William A. Strong was its first editor and David K. Abeel was the first publisher. It operated above a tavern at Main Street and the Missouri River in the River Market neighborhood.

In 1855, Strong enlisted another future mayor Robert T. Van Horn to take over the paper. Van Horn bought it for $250 and retained Abeel as publisher.

In 1857 it became The Western Journal of Commerce and in 1858 it became The Kansas City Daily Western Journal of Commerce.

During the lead up to the American Civil War the paper was to espouse the popular Missouri view that the status quo should not be disrupted. Missouri should remain in the Union and remain a slave state. When the war erupted Van Horn enlisted in the Union Army and the paper became staunchly Republican.

The paper was to actively encourage city fathers to invest to get the Hannibal and St. Joseph Railroad to build the first bridge across the Missouri River at Kansas City. The construction of the Hannibal Bridge in 1869 was to make Kansas City the dominant city in the region.

In 1880 William Rockhill Nelson started The Kansas City Star which would become The Journal-Post's primary competitor.

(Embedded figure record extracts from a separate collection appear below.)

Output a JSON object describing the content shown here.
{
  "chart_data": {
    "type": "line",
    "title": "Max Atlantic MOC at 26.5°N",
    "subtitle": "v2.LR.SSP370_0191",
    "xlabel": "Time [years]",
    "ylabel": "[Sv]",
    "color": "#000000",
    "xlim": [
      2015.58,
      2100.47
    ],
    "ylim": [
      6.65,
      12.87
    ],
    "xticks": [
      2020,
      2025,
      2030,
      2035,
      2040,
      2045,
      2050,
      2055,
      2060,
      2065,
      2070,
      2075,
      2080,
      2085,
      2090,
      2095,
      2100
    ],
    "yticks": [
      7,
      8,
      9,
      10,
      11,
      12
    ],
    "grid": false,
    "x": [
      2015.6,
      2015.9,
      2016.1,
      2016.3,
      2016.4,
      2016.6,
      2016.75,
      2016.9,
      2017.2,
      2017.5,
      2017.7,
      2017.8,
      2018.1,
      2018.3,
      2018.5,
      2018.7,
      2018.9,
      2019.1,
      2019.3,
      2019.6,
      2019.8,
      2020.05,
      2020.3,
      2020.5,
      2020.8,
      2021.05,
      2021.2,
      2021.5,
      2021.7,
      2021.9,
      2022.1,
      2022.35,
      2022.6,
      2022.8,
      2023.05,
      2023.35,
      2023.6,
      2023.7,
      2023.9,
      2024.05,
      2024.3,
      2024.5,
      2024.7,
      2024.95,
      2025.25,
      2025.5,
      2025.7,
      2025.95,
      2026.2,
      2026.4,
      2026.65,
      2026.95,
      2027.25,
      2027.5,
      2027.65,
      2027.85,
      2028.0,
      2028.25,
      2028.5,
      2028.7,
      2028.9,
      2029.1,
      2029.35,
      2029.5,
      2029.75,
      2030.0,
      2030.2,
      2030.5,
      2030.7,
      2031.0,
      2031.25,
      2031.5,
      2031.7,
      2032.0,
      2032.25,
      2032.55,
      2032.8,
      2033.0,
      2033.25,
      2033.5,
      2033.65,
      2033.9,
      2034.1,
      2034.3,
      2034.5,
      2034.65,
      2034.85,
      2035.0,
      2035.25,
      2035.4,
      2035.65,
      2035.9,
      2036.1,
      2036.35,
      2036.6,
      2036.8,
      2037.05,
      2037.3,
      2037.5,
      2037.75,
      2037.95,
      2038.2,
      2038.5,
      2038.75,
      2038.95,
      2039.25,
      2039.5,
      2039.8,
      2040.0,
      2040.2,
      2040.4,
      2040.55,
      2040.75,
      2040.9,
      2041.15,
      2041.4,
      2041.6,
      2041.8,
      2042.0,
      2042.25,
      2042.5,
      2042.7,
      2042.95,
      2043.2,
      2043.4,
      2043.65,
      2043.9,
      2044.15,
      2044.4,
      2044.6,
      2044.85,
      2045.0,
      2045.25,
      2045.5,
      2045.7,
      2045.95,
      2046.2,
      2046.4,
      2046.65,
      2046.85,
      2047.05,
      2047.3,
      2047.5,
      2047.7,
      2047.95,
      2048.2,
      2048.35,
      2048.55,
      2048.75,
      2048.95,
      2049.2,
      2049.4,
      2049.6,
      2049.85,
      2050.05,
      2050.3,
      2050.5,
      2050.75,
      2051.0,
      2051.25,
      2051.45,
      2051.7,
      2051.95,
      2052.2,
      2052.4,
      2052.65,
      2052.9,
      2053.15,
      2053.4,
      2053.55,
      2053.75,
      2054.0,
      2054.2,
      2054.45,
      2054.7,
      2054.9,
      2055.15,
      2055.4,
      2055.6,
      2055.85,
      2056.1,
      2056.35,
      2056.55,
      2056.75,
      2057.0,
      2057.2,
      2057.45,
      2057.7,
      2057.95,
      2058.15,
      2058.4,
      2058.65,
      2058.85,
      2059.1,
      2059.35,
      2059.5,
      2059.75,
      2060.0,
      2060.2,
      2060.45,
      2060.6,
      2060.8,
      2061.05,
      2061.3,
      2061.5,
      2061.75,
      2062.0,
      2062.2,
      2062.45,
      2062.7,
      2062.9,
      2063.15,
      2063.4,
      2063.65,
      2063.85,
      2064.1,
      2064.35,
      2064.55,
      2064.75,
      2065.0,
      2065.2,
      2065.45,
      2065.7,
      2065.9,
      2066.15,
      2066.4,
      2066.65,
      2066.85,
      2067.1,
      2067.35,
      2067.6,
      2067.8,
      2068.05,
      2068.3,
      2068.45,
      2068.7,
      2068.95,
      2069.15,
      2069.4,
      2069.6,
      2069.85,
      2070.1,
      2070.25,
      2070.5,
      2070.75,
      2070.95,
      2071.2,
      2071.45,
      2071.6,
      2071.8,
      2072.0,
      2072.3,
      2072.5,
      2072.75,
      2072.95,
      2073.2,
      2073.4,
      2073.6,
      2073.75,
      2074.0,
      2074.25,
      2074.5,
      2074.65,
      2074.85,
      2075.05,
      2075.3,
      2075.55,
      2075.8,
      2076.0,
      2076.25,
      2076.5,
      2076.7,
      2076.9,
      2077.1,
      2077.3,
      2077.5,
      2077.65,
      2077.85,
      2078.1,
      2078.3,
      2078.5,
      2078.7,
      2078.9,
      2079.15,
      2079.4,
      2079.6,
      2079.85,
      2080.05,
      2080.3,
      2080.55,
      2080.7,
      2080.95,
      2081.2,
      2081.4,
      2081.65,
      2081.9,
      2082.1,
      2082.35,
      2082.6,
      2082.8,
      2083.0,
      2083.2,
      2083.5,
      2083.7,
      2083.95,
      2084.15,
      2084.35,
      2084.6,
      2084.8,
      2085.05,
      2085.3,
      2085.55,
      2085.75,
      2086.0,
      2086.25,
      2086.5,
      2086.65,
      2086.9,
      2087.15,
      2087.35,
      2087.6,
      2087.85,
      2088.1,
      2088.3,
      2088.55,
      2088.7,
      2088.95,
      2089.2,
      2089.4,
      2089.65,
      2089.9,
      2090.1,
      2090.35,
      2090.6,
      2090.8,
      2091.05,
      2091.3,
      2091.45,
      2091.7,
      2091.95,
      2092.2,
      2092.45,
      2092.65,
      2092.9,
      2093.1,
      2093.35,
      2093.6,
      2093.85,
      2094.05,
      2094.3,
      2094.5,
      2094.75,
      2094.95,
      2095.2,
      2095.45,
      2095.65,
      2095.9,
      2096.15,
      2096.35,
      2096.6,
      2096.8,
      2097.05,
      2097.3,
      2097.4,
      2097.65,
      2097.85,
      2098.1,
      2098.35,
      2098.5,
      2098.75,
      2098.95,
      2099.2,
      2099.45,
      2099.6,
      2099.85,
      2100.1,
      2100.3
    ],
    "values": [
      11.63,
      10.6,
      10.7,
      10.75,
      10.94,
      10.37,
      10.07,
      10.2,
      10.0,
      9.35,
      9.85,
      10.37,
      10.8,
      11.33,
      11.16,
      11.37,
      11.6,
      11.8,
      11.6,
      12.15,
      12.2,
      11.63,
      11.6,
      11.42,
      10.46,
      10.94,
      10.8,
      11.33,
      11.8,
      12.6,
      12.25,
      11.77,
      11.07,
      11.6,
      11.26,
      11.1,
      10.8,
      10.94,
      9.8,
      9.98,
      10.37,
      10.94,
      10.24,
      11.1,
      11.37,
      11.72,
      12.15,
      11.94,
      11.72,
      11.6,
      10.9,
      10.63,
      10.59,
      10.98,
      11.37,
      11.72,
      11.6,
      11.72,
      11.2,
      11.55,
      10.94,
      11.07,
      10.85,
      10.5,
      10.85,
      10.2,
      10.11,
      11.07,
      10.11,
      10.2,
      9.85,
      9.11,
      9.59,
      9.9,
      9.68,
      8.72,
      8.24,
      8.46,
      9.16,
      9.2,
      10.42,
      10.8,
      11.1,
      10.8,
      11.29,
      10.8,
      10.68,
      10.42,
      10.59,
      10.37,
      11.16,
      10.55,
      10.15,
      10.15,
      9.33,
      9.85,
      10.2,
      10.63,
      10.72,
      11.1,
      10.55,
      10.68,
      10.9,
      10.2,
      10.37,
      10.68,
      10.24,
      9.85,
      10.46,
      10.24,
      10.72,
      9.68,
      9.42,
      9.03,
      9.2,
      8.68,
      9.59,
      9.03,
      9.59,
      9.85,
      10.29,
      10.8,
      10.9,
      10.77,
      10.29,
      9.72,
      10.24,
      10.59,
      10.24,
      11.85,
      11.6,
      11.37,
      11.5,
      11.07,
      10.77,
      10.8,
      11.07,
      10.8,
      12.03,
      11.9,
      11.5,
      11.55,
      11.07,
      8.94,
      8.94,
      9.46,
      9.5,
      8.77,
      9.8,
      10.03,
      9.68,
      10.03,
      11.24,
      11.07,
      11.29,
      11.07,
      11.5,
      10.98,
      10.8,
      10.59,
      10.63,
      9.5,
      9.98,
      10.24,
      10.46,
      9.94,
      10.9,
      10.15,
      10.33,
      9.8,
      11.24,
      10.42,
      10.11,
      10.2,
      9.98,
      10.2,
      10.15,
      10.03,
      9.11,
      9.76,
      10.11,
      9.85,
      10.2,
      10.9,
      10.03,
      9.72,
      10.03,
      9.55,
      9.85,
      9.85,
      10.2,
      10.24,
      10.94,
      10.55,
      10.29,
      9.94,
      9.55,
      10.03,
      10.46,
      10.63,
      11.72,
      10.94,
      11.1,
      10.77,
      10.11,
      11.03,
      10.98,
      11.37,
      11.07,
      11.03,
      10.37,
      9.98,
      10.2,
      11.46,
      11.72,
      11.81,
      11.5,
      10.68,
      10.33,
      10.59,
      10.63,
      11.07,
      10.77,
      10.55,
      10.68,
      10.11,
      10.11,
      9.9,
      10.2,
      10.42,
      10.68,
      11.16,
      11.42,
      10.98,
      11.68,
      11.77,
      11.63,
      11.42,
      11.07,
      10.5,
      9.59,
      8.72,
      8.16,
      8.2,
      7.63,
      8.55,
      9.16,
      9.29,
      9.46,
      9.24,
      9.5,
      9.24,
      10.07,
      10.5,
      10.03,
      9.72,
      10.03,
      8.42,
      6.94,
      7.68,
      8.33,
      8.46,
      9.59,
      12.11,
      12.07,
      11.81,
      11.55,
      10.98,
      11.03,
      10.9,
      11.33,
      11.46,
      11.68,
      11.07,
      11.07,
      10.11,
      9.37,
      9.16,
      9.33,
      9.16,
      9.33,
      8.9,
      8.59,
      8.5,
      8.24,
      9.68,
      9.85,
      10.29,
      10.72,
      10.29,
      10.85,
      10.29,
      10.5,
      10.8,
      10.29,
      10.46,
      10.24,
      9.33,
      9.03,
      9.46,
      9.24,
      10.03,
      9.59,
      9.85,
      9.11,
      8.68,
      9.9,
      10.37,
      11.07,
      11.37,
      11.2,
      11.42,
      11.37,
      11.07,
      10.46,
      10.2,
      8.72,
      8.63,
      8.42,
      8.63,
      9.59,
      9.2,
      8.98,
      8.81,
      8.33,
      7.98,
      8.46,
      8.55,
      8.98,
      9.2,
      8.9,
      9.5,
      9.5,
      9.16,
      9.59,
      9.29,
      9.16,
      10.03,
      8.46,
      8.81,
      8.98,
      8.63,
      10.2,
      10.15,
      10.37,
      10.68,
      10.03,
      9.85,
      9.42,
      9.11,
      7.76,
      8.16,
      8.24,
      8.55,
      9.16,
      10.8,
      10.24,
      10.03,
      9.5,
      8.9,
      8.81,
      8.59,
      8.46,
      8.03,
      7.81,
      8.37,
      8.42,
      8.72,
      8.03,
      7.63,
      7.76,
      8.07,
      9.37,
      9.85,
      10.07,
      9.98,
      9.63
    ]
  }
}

In 1896 Van Horn sold the paper to Charles S. Gleed and Hal Gaylord who renamed it The Kansas City Journal.

In 1906 Fuller Brooker founded The Kansas City Post proclaiming in its first issue:

It will be our purpose in politics to avoid participation in factional disputes and personal quarrels, and seek the general welfare of the Democratic party as a whole, and that only.

In 1909 Denver Post publisher Frederick Gilmer Bonfils and Harry Tammen bought The Post with J. Ogden Armour being the silent partner.[1] The Post with its tabloid format, red headlines and yellow journalism was to tie its star to the rise of the Tom Pendergast political machine.

In 1921 Walter Dickey bought The Journal. He bought The Post in 1922 and combined their operations and 22nd and Oak. Dickey poured money into the papers to compete with The Star ultimately bankrupting his own lucrative clay pipe manufacturing company. The papers combined as The Kansas City Journal-Post on October 4, 1928.

Dickey died in 1931 and his home was to become the first building at what would become the University of Missouri–Kansas City.

In 1938 with the beginning of the collapse of the Pendergast machine, the paper jetisoned The Post name and became The Kansas City Journal. Also in 1938 Journal photographer Jack Wally ran an undercover photo expose of gambling houses under Pendergast that ran in Life magazine.

The paper's last publication was on March 31, 1942. The paper's demise spelled the end of the last daily competition to The Star.